Science of Moon Jumping

Scientists of the European Space Agency are studying the effect of reduced gravity on the human body on Earth. They are not only trying to understand what health problems may occur on the Moon, but also trying to find a way to prevent them.

Moon jumping. Source:

Low Gravity Impact Research Program

The European Space Agency (ESA) is seriously considering sending people to the Moon. But there is one important problem connected with this. On the Moon, gravity is six times less than the earth’s, and it is not known for certain how a long stay in it affects the human body.

Low gravity is also called hypogravity. It is a similar phenomenon, but still different from total weightlessness. The negative impact of the latter on the human body has been well studied and it significantly limits the time people stay in orbit.

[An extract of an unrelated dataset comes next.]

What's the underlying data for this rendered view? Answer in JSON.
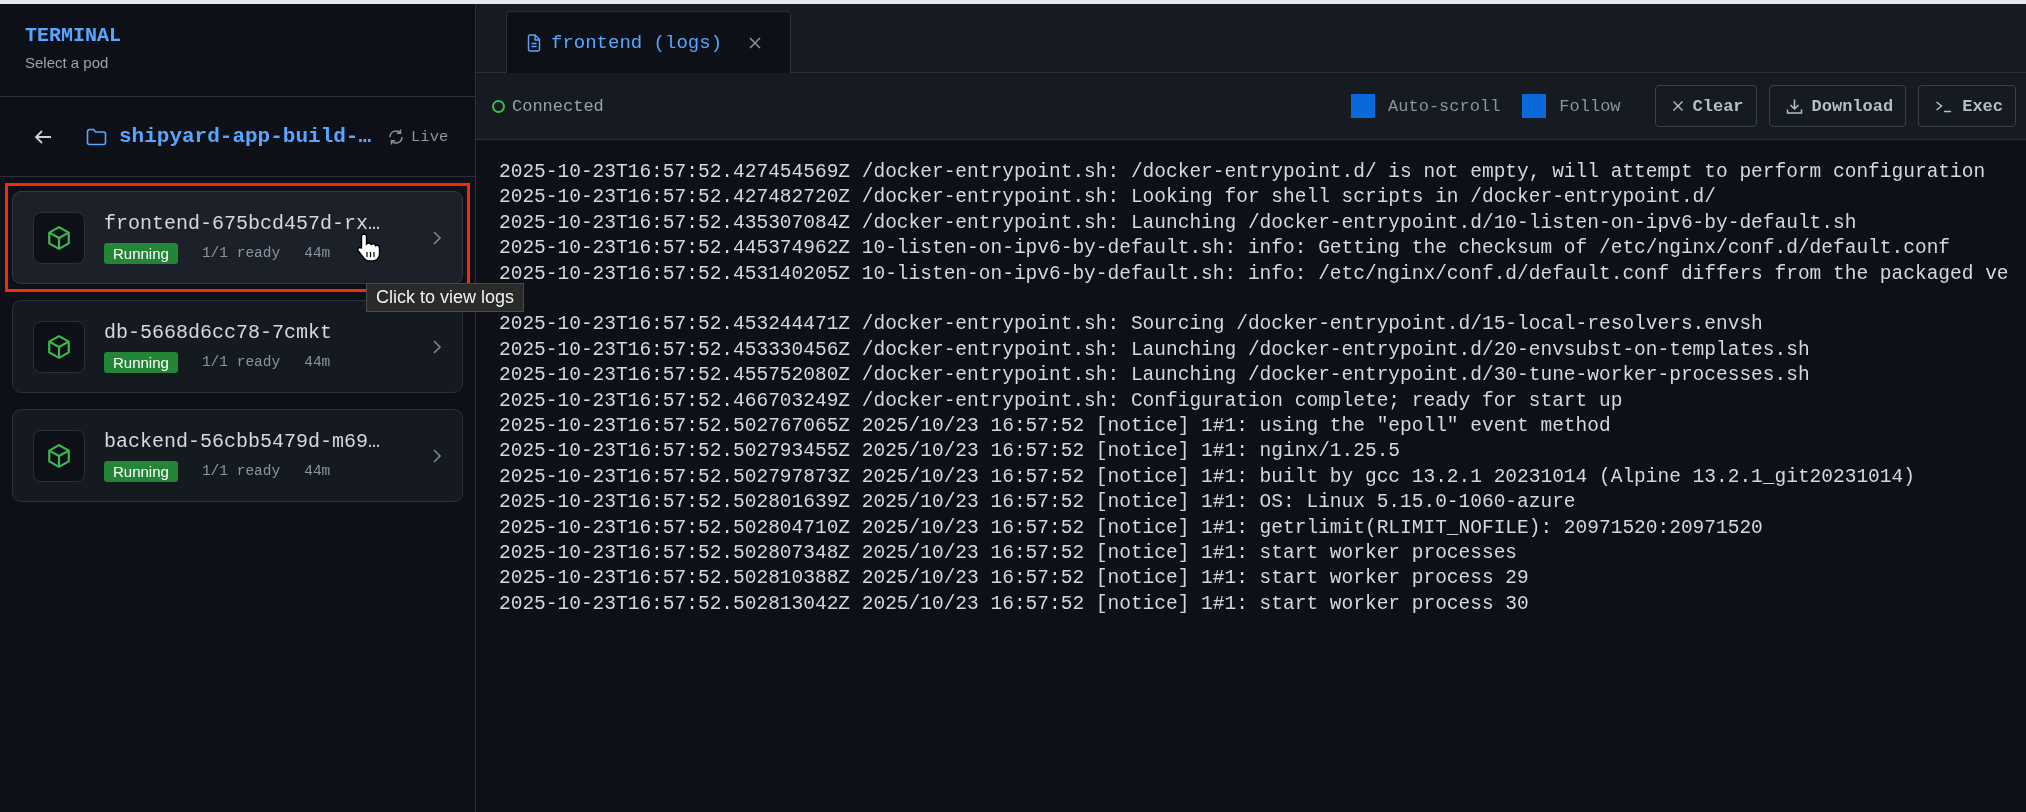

Hypogravity may theoretically be less harmful, but its study on Earth is extremely complicated. But ESA still tried to solve it within the framework of the “Motion in Low-Gravity Environments” (MoLo) program.

Experimental studies

One of the main scientific laboratories that MoLo relies on is the “Locomotion On Other Planets” facility located in Milan. This is a 17-meter pillar equipped with a system of suspensions resembling bungee jumping equipment. Thanks to it, European astronauts can feel not only walking in the conditions of lunar gravity, but also jumping with it.

Jumping in low gravity. Source: ESA

The second component of the research program relies on jet aircraft flying a parabolic trajectory. It’s very similar to creating artificial weightlessness, only the trajectory is not so steep.

Of course, at the same time, the participants of the experiment are literally hung with various sensors that record changes in their biological parameters. Next, scientists only have to extrapolate the data for months ahead to understand what the astronauts will have problems with.

Jumping on the Moon

One of the questions of interest to researchers is how low gravity affects the sense of balance. In zero gravity, the understanding of where the top is and where the bottom disappears completely. But regarding the case when gravity is there, but very weak, scientists are still not sure, perhaps it is jumps with reduced gravity that can give an answer to this question.

Another important topic is the condition of astronauts’ bones. With low gravity, calcium is washed out of them and they become brittle. But it is quite possible that physical exercises can prevent this. Scientists do not yet have a consensus on how intense they should be.

Someone notes that some long and regular walks on the Moon will be able to maintain the bones in proper condition. Others believe that jumping can be the kind of activity that will help astronauts maintain their health.